Background: I'm currently doing some work comparing various Bayesian hierarchical models. The data $y_{ij}$ are numeric measures of well-being for participant $i$ and time $j$. I have around 1000 participants and 5 to 10 observations per participant.
Like with most longitudinal datasets, I am expecting to see some form of auto-correlation whereby observations that are closer in time have a greater correlation than those that are further apart. Simplifying a few things, the basic model is as follows:
$$y_{ij} \sim N(\mu_{ij}, \sigma^2)$$
where I am comparing a no lag model:
$$\mu_{ij} = \beta_{0i}$$
with a lag model:
$$\mu_{ij} = \beta_{0i} + \beta_{1} (y_{i(j-1)} - \beta_{0i}) $$
where $\beta_{0i}$ is a person-level mean and $\beta_1$ is the lag parameter (i.e., the lag effect adds a multiple of the deviation of the observation from the previous time point from the predicted value of that time point). I've also had to do a few things to estimate $y_{i0}$ (i.e., observation prior to the first observation).
The results I am getting indicate that:
- The lag parameter is around .18, 95% CI [ .14, .21]. I.e., it's non-zero
- Mean deviance and the DIC both increase by several hundred when the lag is included in the model
- Posterior predictive checks show that by including the lag effect, the model is better able to recover the auto-correlation in the data
So in summary, the non-zero lag parameter and the posterior predictive checks suggest the lag model is better; yet mean deviance and DIC suggest that the no lag model is better. This puzzles me.

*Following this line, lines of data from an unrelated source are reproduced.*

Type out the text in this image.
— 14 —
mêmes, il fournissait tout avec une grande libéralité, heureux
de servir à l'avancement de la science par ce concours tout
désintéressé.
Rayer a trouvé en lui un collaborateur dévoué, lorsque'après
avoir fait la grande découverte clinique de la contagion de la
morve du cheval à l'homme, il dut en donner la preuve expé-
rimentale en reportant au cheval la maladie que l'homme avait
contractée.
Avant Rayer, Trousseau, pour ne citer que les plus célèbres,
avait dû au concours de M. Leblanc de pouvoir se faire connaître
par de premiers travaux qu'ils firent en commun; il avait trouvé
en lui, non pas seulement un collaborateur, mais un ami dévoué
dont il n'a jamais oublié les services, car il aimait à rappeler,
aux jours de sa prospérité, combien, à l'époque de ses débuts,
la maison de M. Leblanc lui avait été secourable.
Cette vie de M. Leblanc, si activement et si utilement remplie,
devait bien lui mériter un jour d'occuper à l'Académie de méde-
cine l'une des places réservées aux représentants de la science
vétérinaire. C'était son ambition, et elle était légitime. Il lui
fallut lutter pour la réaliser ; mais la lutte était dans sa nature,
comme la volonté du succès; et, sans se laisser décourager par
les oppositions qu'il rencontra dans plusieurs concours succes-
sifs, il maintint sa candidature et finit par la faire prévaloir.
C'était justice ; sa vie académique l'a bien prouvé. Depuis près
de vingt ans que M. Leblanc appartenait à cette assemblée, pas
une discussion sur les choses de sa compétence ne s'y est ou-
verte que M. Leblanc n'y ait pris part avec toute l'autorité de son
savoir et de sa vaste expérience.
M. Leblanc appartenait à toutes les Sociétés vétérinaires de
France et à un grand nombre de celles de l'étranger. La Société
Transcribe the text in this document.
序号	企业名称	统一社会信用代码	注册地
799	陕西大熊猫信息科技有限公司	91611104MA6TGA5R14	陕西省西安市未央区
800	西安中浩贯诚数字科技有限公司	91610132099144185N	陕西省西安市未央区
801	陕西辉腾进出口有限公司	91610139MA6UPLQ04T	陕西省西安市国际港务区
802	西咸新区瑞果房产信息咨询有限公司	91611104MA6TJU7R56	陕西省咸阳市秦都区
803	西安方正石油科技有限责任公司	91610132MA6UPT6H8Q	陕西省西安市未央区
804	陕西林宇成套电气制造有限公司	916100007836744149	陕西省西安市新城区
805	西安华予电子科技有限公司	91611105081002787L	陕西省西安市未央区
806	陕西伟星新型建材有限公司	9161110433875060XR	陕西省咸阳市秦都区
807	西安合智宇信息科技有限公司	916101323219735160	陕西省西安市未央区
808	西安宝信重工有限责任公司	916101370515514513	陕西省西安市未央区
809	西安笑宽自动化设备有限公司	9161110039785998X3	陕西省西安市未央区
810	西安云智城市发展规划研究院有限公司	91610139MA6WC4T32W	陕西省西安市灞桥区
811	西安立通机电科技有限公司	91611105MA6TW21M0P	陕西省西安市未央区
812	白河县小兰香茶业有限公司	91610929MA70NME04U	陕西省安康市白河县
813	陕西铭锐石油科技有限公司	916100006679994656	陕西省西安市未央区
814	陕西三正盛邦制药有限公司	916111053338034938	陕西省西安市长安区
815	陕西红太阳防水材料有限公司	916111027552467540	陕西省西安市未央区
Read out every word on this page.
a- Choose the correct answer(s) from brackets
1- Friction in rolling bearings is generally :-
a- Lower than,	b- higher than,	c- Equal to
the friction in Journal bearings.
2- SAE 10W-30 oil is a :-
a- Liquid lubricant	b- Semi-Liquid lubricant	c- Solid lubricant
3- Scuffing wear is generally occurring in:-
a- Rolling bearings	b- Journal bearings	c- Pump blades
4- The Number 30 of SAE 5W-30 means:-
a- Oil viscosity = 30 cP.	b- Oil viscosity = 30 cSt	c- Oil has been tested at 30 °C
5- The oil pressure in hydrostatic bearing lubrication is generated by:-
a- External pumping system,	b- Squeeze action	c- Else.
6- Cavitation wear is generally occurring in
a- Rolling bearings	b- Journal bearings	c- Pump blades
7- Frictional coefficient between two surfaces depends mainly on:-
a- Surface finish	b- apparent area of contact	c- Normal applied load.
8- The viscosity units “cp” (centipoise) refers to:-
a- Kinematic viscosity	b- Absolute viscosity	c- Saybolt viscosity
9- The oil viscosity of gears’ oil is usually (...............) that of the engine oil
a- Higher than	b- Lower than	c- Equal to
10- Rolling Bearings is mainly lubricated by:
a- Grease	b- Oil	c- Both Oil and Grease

My general experience is that if you add a useful parameter it should at least reduce the mean deviance (even if after a complexity penalty the DIC is not improved). Furthermore, a value of zero for the lag parameter would achieve the same deviance as the no lag model.
Question
Why might adding a lag effect increase mean deviance in a Bayesian hierarchical model even when the lag parameter is non zero and it improves posterior predictive checks?
Initial thoughts
- I've done a lot of convergence checks (e.g., looking at traceplots; examining variation in deviance results across chains and across runs) and both models seem to have converged on the posterior.
- I've done a code check where I forced the lag effect to be zero, and this did recover the no lag model deviances.
- I also looked at mean deviance minus the penalty which should yield deviance at expected values, and these also made the lag model appear worse.
- Perhaps the lag effect reduces the effective number of observations per person which reduces the certainty in estimating the person level means ($\beta_{0i}$) which increases deviance.
- Perhaps there is some issue with how I've estimated the implied time point before the first observation.
- Perhaps the lag effect is just weak in this data
- I tried estimating the model using a maximum liklihood using
lme
withcorrelation=corAR1()
. The estimate of the lag parameter was very similar. In this case the lag model had a larger log likelihood and a smaller AIC (by about 100) than one without a lag (i.e., it suggested the lag model was better). So this reinforced the idea that adding the lag should also lower the deviance in the Bayesian model. - Perhaps there is something special about Bayesian residuals. If the lag model uses the difference between predicted and actual y at the previous time point, then this quantity is going to be uncertain. Thus, the lag effect will be operating over a credible interval of such residual values.